Oil rose on Monday on the weakening U.S. dollar and concerns over whether OPEC will ramp up production next month to ease supply worries.
U.S. crude traded 10 cents higher at $93.94 by 1:49 p.m. EST, after striking $95.15 earlier. London Brent crude rose 12 cents to $91.74.
Oil has held close to the record $98.62 a barrel struck earlier this month, supported by worries of a supply shortfall during the Northern Hemisphere winter and the tumbling dollar.
A summit of the heads of state for the Organization of Petroleum Exporting Countries ended on Sunday without strong signs as to whether the group will hike oil output to help ease high prices when it next meets on December 5 in Abu Dhabi.
During the OPEC summit, Venezuela and Iran -- both locked in diplomatic rows with Washington -- called for the cartel to take action to offset the falling greenback, which can eat away at revenues from dollar-denominated oil sales.
While OPEC did not mention the weak dollar in its final statement from the meet, traders are looking for signals the group could seek higher prices to offset the fall.
OPEC talk about prices being undervalued and its concern with the falling dollar are all filtering into the market, said Mark Pervan of ANZ Bank in Melbourne.
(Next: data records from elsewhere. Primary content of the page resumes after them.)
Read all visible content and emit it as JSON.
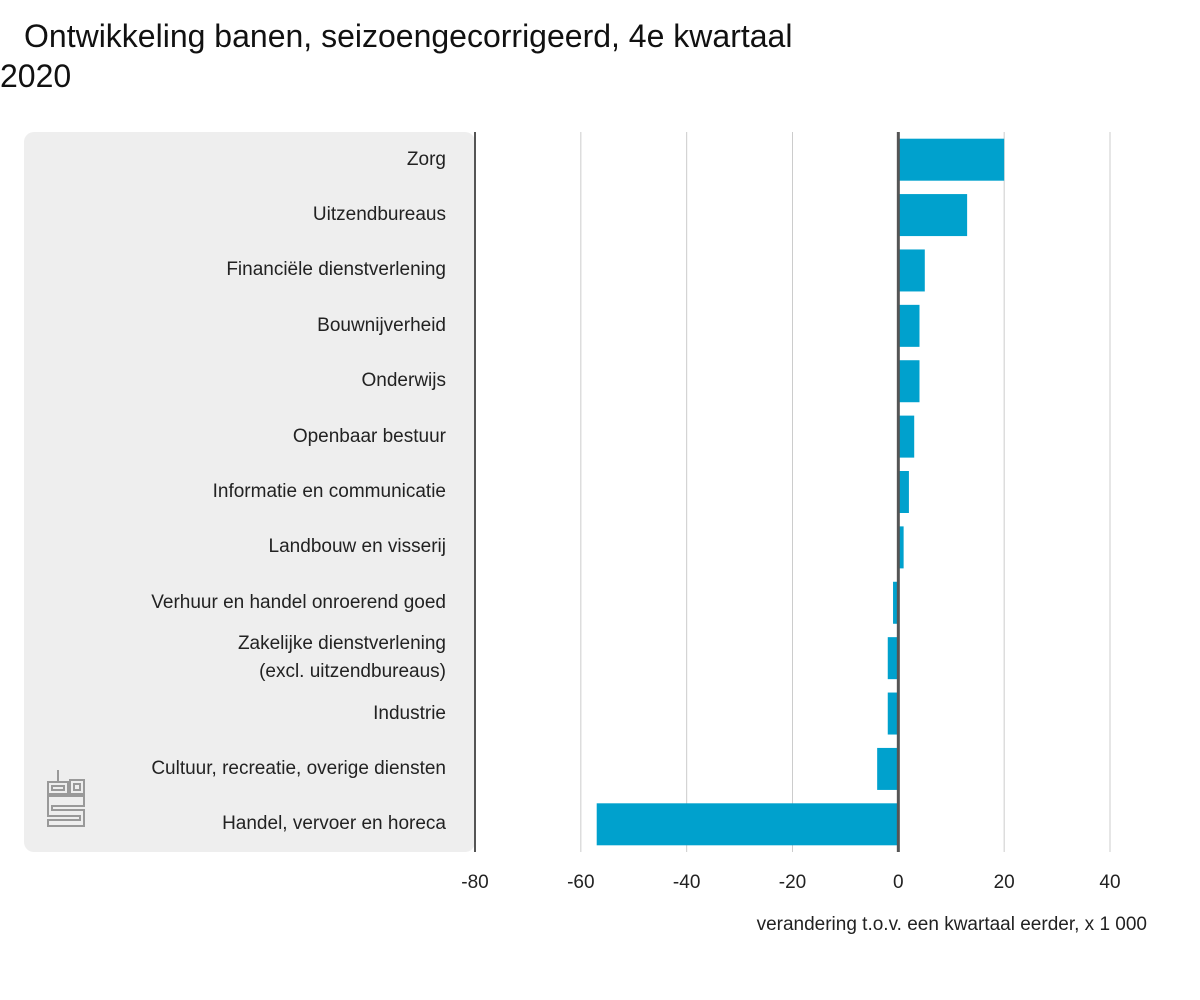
{
  "chart_data": {
    "type": "hbar",
    "title": "Ontwikkeling banen, seizoengecorrigeerd, 4e kwartaal 2020",
    "categories": [
      "Zorg",
      "Uitzendbureaus",
      "Financiële dienstverlening",
      "Bouwnijverheid",
      "Onderwijs",
      "Openbaar bestuur",
      "Informatie en communicatie",
      "Landbouw en visserij",
      "Verhuur en handel onroerend goed",
      "Zakelijke dienstverlening\n(excl. uitzendbureaus)",
      "Industrie",
      "Cultuur, recreatie, overige diensten",
      "Handel, vervoer en horeca"
    ],
    "values": [
      20,
      13,
      5,
      4,
      4,
      3,
      2,
      1,
      -1,
      -2,
      -2,
      -4,
      -57
    ],
    "color": "#00a1cd",
    "xlim": [
      -80,
      40
    ],
    "xticks": [
      -80,
      -60,
      -40,
      -20,
      0,
      20,
      40
    ],
    "x_label": "verandering t.o.v. een kwartaal eerder, x 1 000",
    "grid": true
  }
}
There are pockets of bullish news out in the market and no bearish news at all.
Talk that oil exporters could next month discuss abandoning their fixed exchange rates to the dollar helped push the dollar lower on Monday.
Barclays Capital analysts said prices were receiving strong support from underlying tightness, though sentiment appears to be suffering from a slight resurgence of demand pessimism.
Iran's President Mahmoud Ahmadinejad said the market price of oil was still undervalued, despite concerns that rising energy costs could damp demand growth from consumer nations.
Speculators on the New York Mercantile Exchange crude oil market cut their net long positions last week, the Commodity Futures Trading Commission said.
Net speculative crude positions fell to 27,566 in the week to November 13 from 105,816 in the previous week, which analysts at Barclays Capital said was the largest fall on record.